Hem
şikayetçi olup hem de alabildiğine kendimizi kaptırdığımız şeydir
rekabet. Rekabetin bir yönünü büyüteç altına aldığımızda yegane amaç
olan “tercih ediliyor olmak” noktasında müşterinin tercihlerinde “ürün/fiyat
bilgisi”nin çok önemli olduğunu görürüz. Bunu farkedebilenler –ticaretin
acımasızlığı ile- bir teknik geliştirdiler: “sağ gösterip , sol vurmak”. Yani
ana üründeki fiyat cazibesini gösterip aksesuardan para kazanmak.
Yapılan
aslında basit; medya, reklam kanalları ve tüketici alışkanlıkları ile belli ana
ürünlerin, belli markaların etiket fiyatı üzerinden alabildiğine rekabet ortamı
yaratmak zaten mevcut düzenin en iyi yaptığı şey. Demek ki para buradan
kazanılamıyor. O zaman üzerinde bu spotların ve fiyat bilgisinin olmadığı bir
kanal bulmak ve bu rekabetten kaçmak lazım. İşte bu noktada AKSESUAR can simidi
olarak devreye giriyor. Her sektör kendi yapısı gereği bu fırsata ince
farklılıklar getirse de temelde mantık aynı.
Bazı sektörlerden
örnekler verelim. Cep telefonu fiyatlarında büyük rekabet var. Bir cep telefonu
satıcısı toptan 1.500 TL’ye aldığı bir telefonu, yoğun rekabet nedeni ile
% 5 civarında bir kar ile satabiliyor. Ama siz o telefonu satın alırken mutlaka
ekran koruma filmi yapıştırmak isteyeceksiniz. Koruyucu kapak/kılıf almak
isteyeceksiniz. İşte o zaman da maliyeti 2 TL ile 12 TL arasında değişen
aksesuarları 15 TL ile 60 TL arasında değişen fiyatlarla satın alacaksınız.
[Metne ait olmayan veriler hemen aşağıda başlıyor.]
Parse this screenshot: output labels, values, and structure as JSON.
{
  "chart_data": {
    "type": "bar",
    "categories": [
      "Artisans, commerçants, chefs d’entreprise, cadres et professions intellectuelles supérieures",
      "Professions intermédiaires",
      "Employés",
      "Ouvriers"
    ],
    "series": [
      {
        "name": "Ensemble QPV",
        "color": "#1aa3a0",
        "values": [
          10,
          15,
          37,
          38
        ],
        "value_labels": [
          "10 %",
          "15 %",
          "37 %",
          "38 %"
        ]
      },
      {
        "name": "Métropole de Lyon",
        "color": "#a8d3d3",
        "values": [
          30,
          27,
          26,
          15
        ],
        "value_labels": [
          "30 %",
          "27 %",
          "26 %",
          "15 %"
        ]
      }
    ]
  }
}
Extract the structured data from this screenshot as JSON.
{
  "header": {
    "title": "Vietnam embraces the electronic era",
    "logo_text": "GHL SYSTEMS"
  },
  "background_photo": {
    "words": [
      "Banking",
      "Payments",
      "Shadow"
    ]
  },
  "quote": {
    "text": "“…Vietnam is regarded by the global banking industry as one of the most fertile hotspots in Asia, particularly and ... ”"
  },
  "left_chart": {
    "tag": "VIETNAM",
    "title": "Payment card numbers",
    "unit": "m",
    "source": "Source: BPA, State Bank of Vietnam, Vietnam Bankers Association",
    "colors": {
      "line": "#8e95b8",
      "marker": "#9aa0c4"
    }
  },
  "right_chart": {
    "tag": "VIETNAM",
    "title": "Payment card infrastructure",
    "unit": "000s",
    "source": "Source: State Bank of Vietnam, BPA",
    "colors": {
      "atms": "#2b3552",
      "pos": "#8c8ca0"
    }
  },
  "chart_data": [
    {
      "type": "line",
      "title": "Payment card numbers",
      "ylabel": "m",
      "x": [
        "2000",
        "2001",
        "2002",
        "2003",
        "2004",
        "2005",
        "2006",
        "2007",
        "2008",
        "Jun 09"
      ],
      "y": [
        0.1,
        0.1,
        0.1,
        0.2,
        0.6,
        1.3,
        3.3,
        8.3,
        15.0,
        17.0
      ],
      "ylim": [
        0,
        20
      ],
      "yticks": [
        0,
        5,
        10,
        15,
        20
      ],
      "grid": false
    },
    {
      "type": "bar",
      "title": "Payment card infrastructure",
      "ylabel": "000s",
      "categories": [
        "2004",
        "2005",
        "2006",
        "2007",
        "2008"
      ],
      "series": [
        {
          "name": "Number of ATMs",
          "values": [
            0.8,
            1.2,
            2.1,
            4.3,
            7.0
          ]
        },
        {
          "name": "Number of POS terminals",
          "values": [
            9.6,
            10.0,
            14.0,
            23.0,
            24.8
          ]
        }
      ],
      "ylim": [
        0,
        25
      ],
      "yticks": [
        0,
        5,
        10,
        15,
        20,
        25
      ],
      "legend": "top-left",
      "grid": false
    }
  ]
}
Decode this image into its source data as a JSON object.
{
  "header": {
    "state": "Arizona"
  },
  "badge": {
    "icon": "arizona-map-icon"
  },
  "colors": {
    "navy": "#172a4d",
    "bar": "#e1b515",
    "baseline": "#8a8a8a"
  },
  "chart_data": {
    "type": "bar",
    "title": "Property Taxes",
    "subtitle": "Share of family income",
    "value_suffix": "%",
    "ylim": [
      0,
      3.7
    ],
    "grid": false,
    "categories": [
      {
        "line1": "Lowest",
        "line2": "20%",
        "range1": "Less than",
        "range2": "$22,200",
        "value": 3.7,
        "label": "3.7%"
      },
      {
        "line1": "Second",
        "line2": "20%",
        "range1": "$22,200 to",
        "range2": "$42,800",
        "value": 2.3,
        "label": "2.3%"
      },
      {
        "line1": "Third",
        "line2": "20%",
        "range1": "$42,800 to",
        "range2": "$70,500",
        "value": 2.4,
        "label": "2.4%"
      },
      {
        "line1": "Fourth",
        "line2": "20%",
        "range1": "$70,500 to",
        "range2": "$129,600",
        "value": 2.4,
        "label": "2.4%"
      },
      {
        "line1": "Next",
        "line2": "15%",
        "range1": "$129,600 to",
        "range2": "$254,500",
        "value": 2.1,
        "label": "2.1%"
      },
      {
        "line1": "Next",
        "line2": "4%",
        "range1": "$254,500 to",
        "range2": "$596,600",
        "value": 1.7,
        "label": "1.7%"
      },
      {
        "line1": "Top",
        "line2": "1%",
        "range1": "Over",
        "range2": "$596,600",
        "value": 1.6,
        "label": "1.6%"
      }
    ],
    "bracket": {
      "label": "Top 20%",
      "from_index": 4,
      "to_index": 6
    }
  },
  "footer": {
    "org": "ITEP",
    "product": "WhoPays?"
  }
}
Yani mağaza sattığı cep telefonundan değil aksesuarından kazanmaya başlayacak. Çünkü
satıcı için aksesuarların hem stok maliyeti az, hem kar marjı çok yüksek.
Yaşadığım tipik bir örnek: 1998 yılında GSM aksesuarları toptan satıcısı idim.
O yıllardaki tüm cep telefonu modelleri antenli idi. Özellikle bir markanın
antenleri çok sık kırılırdı. 50 şer adetlik poşetlerde toptan satardım o
anteni. Bir gün bir cep telefoncuya 50 adetlik poşette anten verdim. Ben
faturayı yazarken bir perakende müşteri geldi ve 1 adet anten istedi. Masanın
üzerindeki poşet içinden bir adet anten verildi ve karşılığında alınan para
direk olarak bana verildi. 50 adetlik poşetin parası ödenmiş oldu.
GSM
operatörlerinin ana mağazalarının esas amacı abonelik sayısını arttırmaktır.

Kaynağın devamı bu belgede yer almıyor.